First, here is the sample data:
structure(list(country = structure(c(1L, 1L, 1L, 1L, 1L, 2L,
2L, 2L, 2L, 2L, 3L, 3L, 3L, 3L, 3L, 4L, 4L, 4L, 4L, 4L, 5L, 5L,
5L, 5L, 5L), .Label = c("AU-Australia", "BE-Belgium", "BG-Bulgaria",
"CL-Chile", "CN-China", "TW-Taiwan", "HR-Croatia", "CZ-Czech Republic",
"DK-Denmark", "FI-Finland", "FR-France", "DE-Germany", "IL-Israel",
"IT-Italy", "JP-Japan", "KR-Korea (South)", "LT-Lithuania", "NL-Netherlands",
"NO-Norway", "PH-Philippines", "PL-Poland", "PT-Portugal", "RU-Russia",
"SK-Slovak Republic", "SI-Slovenia", "ZA-South Africa", "ES-Spain",
"SE-Sweden", "CH-Switzerland", "TR-Turkey", "GB-Great Britain",
"US-United States"), class = "factor"), for_xs = structure(c(1L,
1L, 1L, 1L, 1L, 2L, 1L, 2L, 2L, 2L, 1L, 2L, 2L, 2L, 1L, 2L, 2L,
2L, 2L, 2L, 1L, 1L, 1L, 2L, 1L), .Label = c("Disagree", "Agree"
), class = "factor"), health_expend = c(3970, 3970, 3970, 3970,
3970, 4079, 4079, 4079, 4079, 4079, 1080, 1080, 1080, 1080, 1080,
1478, 1478, 1478, 1478, 1478, 0, 0, 0, 0, 0), forgo = c(9.2,
9.2, 9.2, 9.2, 9.2, 11.5, 11.5, 11.5, 11.5, 11.5, 8.4, 8.4, 8.4,
8.4, 8.4, 17.7, 17.7, 17.7, 17.7, 17.7, 17.7, 17.7, 17.7, 17.7,
17.7), income = structure(c(NA, 1L, 2L, 2L, NA, 3L, 1L, 3L, 3L,
3L, 3L, NA, 1L, 3L, 1L, 3L, 3L, NA, NA, 2L, 2L, 2L, 1L, 3L, 3L
), .Label = c("low", "medium", "high"), class = "factor"), AGE = c(52,
66, 34, 69, 64, 91, 48, 33, 67, 26, 56, 19, 44, 18, 60, 70, 31,
48, 48, 44, 35, 62, 59, 70, 54)), .Names = c("country", "for_xs",
"health_expend", "forgo", "income", "AGE"), row.names = c(NA,
-25L), class = c("tbl_df", "tbl", "data.frame"))
This is how the data looks like:
# A tibble: 25 × 6
country for_xs health_expend forgo income AGE
<fctr> <fctr> <dbl> <dbl> <fctr> <dbl>
1 AU-Australia Disagree 3970 9.2 NA 52
2 AU-Australia Disagree 3970 9.2 low 66
3 AU-Australia Disagree 3970 9.2 medium 34
4 AU-Australia Disagree 3970 9.2 medium 69
5 AU-Australia Disagree 3970 9.2 NA 64
6 BE-Belgium Agree 4079 11.5 high 91
7 BE-Belgium Disagree 4079 11.5 low 48
8 BE-Belgium Agree 4079 11.5 high 33
9 BE-Belgium Agree 4079 11.5 high 67
10 BE-Belgium Agree 4079 11.5 high 26
# ... with 15 more rows
When I compute logistic regressions for each country subset, estimates for these variables can't be computed, of course:
glm(for_xs ~ health_expend + forgo + income + AGE,
data = filter(tmp, country == "BE-Belgium"), family = binomial)

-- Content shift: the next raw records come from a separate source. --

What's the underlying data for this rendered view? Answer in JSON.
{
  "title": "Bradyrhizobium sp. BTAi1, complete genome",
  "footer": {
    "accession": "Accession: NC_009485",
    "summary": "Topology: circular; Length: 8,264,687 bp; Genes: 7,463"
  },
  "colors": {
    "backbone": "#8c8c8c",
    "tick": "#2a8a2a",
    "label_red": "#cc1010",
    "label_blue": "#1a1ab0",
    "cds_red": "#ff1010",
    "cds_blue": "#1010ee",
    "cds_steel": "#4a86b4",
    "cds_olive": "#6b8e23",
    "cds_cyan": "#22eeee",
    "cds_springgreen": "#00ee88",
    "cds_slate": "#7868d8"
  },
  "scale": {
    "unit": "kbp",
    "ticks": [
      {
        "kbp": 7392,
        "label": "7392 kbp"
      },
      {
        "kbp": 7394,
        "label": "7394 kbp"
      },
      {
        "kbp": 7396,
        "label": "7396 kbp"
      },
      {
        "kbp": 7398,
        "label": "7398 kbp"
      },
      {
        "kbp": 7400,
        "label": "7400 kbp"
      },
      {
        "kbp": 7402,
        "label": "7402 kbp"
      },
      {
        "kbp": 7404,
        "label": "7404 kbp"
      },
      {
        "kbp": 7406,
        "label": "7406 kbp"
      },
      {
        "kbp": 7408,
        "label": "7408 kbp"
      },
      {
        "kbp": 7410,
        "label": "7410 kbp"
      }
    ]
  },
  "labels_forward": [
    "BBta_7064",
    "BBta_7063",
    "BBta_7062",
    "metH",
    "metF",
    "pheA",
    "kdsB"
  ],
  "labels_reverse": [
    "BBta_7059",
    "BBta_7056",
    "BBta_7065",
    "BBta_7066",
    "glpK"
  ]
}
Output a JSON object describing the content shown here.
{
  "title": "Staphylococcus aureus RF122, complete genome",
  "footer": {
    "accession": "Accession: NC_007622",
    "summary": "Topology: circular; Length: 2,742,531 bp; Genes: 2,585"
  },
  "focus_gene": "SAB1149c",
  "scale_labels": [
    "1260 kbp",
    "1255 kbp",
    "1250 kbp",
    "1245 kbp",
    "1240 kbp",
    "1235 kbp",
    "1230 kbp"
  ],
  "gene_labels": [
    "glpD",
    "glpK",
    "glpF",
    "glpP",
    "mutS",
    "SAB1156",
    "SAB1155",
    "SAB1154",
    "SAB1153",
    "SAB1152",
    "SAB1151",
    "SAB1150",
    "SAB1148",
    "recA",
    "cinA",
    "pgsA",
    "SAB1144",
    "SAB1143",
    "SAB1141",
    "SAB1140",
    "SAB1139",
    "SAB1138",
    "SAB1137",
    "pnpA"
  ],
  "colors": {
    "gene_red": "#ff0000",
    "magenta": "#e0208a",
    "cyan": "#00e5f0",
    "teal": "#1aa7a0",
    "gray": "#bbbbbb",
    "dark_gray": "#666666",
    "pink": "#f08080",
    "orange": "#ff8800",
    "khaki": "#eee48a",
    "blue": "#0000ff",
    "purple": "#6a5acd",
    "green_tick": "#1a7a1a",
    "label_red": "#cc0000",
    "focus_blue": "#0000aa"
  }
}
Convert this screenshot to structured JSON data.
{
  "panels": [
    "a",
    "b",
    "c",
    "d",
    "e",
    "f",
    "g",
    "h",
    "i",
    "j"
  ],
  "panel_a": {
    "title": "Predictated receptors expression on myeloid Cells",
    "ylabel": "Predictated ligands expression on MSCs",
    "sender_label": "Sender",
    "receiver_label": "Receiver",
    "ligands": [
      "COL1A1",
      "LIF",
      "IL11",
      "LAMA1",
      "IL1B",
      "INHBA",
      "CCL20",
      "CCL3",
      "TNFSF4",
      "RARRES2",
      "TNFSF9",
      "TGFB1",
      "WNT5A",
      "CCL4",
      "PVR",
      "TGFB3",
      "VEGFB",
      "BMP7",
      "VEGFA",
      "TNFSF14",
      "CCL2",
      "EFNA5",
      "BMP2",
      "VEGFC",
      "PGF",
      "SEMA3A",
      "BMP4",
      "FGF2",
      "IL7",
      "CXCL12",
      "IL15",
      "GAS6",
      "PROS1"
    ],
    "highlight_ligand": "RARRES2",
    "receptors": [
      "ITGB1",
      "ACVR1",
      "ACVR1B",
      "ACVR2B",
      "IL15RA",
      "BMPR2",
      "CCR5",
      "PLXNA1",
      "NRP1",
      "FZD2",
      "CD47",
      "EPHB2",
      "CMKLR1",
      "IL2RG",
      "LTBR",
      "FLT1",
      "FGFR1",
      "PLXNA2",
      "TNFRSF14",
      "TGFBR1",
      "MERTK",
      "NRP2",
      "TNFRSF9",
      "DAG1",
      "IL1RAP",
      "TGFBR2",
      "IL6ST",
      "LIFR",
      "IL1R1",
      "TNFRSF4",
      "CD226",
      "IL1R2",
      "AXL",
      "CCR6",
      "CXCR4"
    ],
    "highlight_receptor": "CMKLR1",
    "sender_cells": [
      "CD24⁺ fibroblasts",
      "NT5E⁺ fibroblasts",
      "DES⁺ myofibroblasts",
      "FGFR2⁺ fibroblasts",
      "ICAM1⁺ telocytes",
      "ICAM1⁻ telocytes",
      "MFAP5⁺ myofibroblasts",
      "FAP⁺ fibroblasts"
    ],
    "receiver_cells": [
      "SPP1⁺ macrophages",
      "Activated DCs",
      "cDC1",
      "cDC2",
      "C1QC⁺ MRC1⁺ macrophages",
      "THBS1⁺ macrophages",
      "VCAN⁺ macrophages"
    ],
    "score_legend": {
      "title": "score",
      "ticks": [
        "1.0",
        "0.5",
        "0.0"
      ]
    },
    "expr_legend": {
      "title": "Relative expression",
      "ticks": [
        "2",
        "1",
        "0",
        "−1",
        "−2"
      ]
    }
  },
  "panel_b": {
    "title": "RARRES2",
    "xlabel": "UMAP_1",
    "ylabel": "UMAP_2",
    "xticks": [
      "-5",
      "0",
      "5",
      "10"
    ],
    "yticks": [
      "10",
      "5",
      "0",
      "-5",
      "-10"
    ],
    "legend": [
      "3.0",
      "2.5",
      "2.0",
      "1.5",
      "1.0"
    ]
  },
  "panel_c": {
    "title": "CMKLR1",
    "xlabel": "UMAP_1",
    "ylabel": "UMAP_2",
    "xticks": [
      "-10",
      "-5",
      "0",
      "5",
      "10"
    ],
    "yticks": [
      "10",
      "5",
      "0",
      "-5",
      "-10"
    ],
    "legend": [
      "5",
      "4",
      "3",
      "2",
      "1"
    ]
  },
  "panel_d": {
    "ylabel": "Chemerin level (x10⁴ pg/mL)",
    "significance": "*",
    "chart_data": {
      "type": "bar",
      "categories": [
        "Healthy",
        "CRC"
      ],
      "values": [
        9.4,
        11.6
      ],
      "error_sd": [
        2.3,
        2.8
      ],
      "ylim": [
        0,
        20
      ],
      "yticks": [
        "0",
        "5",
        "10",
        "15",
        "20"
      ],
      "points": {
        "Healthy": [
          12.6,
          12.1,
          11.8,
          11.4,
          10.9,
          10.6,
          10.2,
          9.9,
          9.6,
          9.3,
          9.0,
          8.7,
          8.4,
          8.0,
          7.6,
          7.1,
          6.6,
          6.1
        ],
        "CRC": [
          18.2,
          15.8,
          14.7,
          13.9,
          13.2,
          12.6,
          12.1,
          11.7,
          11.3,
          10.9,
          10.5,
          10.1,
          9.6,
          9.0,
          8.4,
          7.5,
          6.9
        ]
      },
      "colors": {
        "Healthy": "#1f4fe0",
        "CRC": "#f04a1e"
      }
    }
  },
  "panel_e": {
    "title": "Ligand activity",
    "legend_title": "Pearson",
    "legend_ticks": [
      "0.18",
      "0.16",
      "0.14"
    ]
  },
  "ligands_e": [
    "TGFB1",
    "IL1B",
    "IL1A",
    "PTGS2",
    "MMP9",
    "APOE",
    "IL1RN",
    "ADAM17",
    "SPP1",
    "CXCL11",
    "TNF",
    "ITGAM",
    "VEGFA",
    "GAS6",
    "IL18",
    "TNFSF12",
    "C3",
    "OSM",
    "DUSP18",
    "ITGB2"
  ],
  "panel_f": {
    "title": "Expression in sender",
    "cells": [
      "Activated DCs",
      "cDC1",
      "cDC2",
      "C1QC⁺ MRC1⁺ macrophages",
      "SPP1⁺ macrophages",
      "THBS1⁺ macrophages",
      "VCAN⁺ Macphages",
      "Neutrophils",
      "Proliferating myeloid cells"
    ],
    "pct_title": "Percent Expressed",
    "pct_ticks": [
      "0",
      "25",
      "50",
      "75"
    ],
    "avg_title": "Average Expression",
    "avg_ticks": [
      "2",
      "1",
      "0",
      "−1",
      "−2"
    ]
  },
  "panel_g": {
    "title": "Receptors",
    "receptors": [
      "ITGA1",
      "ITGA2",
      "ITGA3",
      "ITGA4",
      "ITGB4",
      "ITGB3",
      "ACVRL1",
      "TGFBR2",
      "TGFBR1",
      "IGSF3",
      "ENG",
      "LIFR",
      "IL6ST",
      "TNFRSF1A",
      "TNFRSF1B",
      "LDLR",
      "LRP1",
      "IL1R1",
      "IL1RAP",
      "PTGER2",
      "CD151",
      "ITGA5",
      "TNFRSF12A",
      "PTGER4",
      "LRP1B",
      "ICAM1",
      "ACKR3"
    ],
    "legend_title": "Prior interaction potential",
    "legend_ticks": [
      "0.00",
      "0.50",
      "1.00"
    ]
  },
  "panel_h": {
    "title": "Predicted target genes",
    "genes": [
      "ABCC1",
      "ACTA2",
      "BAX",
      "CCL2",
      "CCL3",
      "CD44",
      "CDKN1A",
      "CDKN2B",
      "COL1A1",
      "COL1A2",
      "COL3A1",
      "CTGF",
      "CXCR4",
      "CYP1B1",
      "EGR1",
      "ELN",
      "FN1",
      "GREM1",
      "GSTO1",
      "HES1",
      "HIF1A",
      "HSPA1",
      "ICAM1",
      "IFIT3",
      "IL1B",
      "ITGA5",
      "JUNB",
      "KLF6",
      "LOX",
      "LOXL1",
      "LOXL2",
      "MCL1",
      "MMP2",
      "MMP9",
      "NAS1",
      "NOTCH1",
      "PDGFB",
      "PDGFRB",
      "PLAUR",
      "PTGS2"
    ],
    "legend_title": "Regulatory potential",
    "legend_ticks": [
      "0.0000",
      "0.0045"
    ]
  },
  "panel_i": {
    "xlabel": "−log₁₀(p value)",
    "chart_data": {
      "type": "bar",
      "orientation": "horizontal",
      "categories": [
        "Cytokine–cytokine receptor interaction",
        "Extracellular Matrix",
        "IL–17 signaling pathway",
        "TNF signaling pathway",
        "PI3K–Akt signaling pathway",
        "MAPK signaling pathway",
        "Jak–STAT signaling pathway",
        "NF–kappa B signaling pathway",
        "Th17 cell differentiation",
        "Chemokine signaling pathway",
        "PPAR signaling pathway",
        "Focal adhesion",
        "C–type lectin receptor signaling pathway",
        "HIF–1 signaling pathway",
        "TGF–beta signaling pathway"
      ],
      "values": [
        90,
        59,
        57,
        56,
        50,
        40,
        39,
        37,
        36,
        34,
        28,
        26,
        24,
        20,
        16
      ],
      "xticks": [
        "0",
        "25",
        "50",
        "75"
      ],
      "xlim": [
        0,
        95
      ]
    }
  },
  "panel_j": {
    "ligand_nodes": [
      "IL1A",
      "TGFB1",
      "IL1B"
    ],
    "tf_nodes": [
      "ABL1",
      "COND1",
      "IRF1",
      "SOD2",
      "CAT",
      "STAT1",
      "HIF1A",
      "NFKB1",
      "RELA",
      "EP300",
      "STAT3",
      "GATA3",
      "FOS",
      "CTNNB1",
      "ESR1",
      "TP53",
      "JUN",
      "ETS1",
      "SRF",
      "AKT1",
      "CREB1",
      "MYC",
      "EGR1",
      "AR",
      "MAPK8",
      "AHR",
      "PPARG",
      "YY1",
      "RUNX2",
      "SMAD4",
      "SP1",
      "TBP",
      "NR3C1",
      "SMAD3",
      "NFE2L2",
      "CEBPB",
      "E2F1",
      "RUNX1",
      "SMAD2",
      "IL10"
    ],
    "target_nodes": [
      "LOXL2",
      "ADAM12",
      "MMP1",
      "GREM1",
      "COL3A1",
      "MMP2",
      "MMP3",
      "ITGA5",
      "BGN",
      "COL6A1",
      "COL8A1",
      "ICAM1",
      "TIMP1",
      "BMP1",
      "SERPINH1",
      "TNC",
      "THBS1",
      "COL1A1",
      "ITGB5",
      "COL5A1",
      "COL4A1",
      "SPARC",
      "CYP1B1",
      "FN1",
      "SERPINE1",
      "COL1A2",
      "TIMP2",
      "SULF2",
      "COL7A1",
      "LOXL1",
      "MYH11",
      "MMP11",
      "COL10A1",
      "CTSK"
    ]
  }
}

## Call: glm(formula = for_xs ~ health_expend + forgo + income + AGE,
## family = binomial, data = filter(tmp, country == "BE-Belgium"))
##
## Coefficients:
## (Intercept) health_expend forgo incomehigh AGE
## -2.457e+01 NA NA 4.913e+01 -1.360e-11
##
## Degrees of Freedom: 4 Total (i.e. Null); 2 Residual
## Null Deviance: 5.004
## Residual Deviance: 2.143e-10 AIC: 6
However, I want to run a multilevel model, with country as random intercept:
glmer(for_xs ~ health_expend + forgo + income + AGE + (1 | country),
data = tmp, family = binomial)
There are some warnings, but I have coefficients for all predictors.
My question is: Does it make sense to include health_expend
and forgo
in the multilevel-model, because they virtually are just "copies" of the country
-variable? They have no variance within each country. Why would I include health_expend
and forgo
in a multilevel-model anyway?
My feeling is, I would not. However, some of my colleagues say, it's a useful information. This is true from a theoretical perspective, but from a statistical perspective I would argue that this only makes sense if these variables also vary within countries.